Se acabó eso de entablar amistad con los libros en aquel ejercicio de autonomía que suponía el estudio. De lo que se trata ahora es de aprender a trabajar en grupo, es decir, lo mínimo posible. Para los promotores del pensamiento único, los trabajos académicos individuales han quedado obsoletos; ya se sabe que la soledad promueve la reflexión, el pensamiento crítico, y también se sabe que la sociedad que nos rodea, la que pretende igualarnos en masa homogénea, no cesa en querer reducir a las personas a números. Ya lo cantó el inolvidable Antonio Vega: “Me da miedo la enormidad donde nadie oye mi voz”.
En ocasiones alguien alza su voz crítica en clase, y ello a pesar de que la inquietud apenas exista entre esas cuatro paredes que conforman el aula. Es entonces cuando el docente responde ilusionado, y quien sabe, quizá por su cabeza ronde el pensamiento de que no ha sido en vano el desgaste de cuerdas vocales llevado a cabo hasta ese mismo instante.

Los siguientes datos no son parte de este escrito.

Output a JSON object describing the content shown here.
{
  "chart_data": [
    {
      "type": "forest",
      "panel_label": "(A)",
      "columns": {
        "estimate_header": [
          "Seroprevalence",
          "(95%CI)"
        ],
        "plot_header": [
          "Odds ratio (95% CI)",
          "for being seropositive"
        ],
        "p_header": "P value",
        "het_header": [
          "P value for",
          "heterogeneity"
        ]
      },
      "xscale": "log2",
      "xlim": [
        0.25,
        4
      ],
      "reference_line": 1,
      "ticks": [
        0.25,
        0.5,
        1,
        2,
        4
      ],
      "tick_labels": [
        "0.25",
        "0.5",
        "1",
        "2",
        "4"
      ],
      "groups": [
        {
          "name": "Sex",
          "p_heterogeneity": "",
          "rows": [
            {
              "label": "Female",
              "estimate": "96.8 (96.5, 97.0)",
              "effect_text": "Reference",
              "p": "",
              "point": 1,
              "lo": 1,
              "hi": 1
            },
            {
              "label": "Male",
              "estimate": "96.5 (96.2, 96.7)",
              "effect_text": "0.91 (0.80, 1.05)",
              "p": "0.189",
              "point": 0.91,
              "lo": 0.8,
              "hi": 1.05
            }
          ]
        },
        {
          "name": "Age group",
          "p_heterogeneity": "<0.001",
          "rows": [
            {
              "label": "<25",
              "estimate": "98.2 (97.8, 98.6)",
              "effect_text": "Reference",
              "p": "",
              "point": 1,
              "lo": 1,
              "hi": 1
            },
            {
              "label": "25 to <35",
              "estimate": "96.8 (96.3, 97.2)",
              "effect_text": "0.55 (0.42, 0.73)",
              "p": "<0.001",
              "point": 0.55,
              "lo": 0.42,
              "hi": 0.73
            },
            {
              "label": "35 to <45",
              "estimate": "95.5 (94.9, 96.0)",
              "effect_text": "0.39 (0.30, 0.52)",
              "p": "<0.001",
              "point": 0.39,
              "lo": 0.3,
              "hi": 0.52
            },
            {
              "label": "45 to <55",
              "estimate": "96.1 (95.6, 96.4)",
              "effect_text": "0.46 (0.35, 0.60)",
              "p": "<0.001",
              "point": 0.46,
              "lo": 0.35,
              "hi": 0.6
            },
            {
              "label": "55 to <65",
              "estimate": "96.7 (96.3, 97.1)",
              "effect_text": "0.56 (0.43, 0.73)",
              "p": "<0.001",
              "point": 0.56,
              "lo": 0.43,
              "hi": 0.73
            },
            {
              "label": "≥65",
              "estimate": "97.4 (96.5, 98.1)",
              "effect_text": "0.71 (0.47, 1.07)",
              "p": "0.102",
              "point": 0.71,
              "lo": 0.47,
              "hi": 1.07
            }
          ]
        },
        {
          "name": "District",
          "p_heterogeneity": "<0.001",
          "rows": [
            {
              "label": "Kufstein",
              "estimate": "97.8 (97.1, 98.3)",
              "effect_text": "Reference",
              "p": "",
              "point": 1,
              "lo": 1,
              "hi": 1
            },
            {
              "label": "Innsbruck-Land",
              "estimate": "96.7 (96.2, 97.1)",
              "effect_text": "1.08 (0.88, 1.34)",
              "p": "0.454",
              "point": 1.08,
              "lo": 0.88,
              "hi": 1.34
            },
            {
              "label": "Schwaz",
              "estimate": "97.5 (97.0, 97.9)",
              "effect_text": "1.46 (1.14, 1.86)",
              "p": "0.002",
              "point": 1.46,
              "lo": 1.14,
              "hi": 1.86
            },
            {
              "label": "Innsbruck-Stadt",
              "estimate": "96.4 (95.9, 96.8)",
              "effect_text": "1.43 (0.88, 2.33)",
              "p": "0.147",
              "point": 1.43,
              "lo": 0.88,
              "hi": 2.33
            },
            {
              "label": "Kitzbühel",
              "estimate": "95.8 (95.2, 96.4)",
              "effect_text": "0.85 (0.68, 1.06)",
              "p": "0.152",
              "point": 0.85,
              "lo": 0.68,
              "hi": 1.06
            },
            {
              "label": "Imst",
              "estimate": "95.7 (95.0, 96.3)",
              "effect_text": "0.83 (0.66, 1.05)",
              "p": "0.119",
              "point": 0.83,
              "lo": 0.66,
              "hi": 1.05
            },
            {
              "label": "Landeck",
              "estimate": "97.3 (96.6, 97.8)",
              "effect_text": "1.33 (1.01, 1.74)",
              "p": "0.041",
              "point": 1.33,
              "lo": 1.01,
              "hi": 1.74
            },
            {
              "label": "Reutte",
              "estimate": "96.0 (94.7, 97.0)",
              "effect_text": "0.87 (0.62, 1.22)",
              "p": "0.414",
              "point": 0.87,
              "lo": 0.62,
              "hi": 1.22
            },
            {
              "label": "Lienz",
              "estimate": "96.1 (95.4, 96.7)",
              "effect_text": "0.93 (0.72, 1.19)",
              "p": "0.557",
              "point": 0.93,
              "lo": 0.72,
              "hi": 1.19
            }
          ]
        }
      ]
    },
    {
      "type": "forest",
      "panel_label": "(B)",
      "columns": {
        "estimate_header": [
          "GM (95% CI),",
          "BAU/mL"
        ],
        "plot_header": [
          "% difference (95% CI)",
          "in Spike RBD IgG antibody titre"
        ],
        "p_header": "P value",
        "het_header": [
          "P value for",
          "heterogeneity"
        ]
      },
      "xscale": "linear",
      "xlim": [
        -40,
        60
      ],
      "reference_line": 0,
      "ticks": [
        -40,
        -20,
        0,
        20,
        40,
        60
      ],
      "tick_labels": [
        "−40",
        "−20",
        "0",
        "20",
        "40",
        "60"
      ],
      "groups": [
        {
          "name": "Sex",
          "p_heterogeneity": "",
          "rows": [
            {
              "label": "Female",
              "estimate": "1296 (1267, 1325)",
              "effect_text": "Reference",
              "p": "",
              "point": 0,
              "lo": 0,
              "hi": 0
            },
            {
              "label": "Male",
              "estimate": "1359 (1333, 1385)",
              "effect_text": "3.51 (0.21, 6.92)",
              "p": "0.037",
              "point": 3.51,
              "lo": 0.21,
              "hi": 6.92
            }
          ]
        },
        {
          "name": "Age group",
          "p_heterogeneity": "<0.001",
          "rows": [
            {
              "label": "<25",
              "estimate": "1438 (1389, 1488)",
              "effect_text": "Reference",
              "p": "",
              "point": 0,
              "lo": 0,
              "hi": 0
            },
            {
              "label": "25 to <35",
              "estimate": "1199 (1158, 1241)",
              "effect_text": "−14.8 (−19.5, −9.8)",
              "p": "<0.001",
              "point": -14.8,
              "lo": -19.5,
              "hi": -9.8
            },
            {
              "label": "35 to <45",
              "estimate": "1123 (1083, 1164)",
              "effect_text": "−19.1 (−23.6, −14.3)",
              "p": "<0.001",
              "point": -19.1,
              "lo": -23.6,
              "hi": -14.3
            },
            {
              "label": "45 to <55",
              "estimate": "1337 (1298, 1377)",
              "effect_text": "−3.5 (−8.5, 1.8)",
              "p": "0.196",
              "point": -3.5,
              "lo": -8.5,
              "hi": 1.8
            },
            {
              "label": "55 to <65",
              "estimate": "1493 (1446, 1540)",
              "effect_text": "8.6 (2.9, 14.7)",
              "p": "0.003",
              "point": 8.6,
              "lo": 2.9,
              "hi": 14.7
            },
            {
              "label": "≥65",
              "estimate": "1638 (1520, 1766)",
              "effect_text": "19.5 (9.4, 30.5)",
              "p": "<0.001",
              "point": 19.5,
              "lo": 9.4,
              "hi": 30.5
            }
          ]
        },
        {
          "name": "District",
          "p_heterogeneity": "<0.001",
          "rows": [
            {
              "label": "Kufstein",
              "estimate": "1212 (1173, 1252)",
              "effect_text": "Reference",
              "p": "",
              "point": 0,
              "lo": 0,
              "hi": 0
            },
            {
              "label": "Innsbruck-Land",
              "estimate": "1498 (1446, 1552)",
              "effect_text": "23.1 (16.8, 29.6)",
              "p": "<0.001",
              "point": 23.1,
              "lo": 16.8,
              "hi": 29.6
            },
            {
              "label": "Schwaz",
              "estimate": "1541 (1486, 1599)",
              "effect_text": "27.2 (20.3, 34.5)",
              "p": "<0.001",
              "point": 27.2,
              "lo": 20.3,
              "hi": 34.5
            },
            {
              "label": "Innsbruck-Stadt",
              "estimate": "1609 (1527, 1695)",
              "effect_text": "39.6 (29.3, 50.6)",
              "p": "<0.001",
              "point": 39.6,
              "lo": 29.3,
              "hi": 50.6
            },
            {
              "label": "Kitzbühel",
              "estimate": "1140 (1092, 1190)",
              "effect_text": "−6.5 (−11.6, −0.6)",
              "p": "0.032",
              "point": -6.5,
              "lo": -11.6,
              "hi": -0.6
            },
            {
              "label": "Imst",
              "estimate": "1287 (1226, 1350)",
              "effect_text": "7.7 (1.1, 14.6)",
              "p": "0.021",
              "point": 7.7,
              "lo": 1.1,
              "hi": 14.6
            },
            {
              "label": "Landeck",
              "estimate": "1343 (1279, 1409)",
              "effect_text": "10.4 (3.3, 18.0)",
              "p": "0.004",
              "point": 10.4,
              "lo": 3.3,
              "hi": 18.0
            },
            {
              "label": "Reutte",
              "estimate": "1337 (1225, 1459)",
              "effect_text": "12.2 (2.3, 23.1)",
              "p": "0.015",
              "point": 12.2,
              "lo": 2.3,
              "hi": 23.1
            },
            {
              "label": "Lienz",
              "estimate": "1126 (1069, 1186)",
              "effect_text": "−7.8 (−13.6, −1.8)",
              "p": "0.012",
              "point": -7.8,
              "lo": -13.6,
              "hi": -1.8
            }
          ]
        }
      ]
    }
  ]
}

No, definitivamente no está bien visto el esfuerzo en la sociedad europea actual; el aquí y el ahora es lo que cuentan. Nada de esperar resultados a largo plazo, y mucho menos si éstos son inmateriales. Lo importante es desear y poseer al instante. Se ha eliminado aquella concepción que existía del trabajo y del aprendizaje voluntarios del alumno, porque, para esta sociedad, ya no es útil la recompensa de crecer en humanidad: Si no hay un estímulo útil e inmediato no se trabaja, es así de simple. El estudio en la universidad ha dejado de ser un fin en sí mismo para convertirse en un simple medio. Pero, ¿Medio para qué?, no es complicado poner respuesta a ese interrogante.